We floated down through the ceiling into a jumbled workroom. “The human mind,” Carson's spirit answered. “Our full and limitless potential.” The Carson from the past was beneath us, working frantically as the windows behind him bled from deep orange to a rich crimson in the light of the setting sun. He set down a file and blew metal shavings from a piece of meticulously machined steel, peering at it intently in the warm light.

“You didn't think it was perhaps a tad dangerous to go tinkering with the human mind using metal files and rolls of copper wire and all that?”

“I know it sounds mad. I guess it was—but it was meant to do great things. My final thesis at university had been designed to quell the surging fashion of mysticism and the occult, but I encountered the strangest results in my studies.
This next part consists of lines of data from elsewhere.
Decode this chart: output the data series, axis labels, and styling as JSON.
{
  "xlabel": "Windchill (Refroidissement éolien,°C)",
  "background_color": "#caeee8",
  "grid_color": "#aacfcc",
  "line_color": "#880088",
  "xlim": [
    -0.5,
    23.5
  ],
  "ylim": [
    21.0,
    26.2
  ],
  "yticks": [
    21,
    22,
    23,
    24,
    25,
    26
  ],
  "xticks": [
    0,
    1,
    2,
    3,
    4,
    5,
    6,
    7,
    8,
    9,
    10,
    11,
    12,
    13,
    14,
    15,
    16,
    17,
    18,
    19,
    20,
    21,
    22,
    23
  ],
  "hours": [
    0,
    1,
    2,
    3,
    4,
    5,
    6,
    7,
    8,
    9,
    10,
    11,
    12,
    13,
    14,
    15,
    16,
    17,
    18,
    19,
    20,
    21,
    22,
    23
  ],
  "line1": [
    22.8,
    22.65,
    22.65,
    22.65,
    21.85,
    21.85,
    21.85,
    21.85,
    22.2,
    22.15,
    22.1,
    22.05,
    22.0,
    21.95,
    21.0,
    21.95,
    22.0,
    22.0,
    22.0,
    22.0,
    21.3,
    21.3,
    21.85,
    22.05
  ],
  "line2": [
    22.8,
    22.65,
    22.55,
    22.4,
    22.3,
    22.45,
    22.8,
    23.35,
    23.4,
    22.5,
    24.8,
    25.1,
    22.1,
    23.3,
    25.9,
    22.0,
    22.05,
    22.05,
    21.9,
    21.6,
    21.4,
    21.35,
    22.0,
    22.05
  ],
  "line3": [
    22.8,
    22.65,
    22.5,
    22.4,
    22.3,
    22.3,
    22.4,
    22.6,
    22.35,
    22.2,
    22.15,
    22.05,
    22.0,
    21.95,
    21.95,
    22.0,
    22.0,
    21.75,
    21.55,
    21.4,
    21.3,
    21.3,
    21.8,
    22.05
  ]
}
Even those purveyors who openly admitted to dealing in smoke and mirrors seemed to be doing more good than ill. Thaumaturgy and hokum saw recovery times plummet and chronic illnesses recede. Against all reason, I saw faith trump medical logic time and time again.

“That's where my real studies began. I pored over Haygarth's essays on the placebo effect and exchanged correspondences with Richard Caton in Liverpool about cerebral activity. It's all electricity, you see. The brain is essentially an electrical machine, regulating the rest of the body. Mind over matter. The human brain has the power to do amazing things—even surpass the furthest limits of the flesh—and it does so through electrical impulses. Given adequate stimulation, there are very few boundaries we can't push past. Empower the mind, empower the body.”

“Please tell me you didn't electrocute people's brains to make them healthier.”

“No, no, it was a field of influence, not a direct current. Electrical impulses can be amplified or dampened through the precise manipulation of concurrent energies. It was an exciting project. The early results were mixed, though. Some subjects responded astonishingly well to the treatment—increased strength, speed, stamina, even heightened motor skills and capacity for problem solving. A few showed adverse results, though—lethargy, and a sort of hypnotic state that left patients highly susceptible to suggestion.”

“I can think of a few things a sinister organization could do with a super-scientific machine that can brainwash targets with the push of a button,” I said.

“Jenny had precisely the same concerns, but neither one of us had any sense of the scope. They were putting all of it together—all of our designs were culminating into one machine. They weren't housing an observatory; they were building a transmitter, one that overlooked a bustling metropolis. I began to understand it when I could finally see the thing up close. The power, the control, the range—it was a weapon unlike the world had ever seen. Or it was going to be.”

“What did you do?”

“I did what they had brought me to do. I worked on my part of the machine. Pavel was my watchdog, but it was a wonder that simpleton could even work the buttons on his coat—he had no idea what I was creating. He watched me build it. He even helped. He had the chemicals I asked for delivered by the barrelful. By the time I had finished, it was too late to undo what I had done.”

“The explosion! You're the one who sabotaged Poplin's project! That was you!”

We were hovering outside the building again now. The neighborhood was coated in velvet darkness until the bomb went off with the light of a miniature sun right in the heart of the city. Cogs and pipes and bricks rocketed past, and when the light died down enough to see anything, the building had been reduced to rubble and fused scraps of metal. A broad sheet of steel halfway down the hillside shifted, and out from underneath it crawled Howard Carson.

“You survived!” I said.

“Nearly—but we wouldn't be having this conversation if I had, now would we?” said Carson's ghost. Below us, a second figure whipped in front of Howard Carson with inhuman speed. Pavel's hair looked even thinner from above. He was short, and his clothes were old and frayed, but that made him no less intimidating as he rounded on the battered scientist.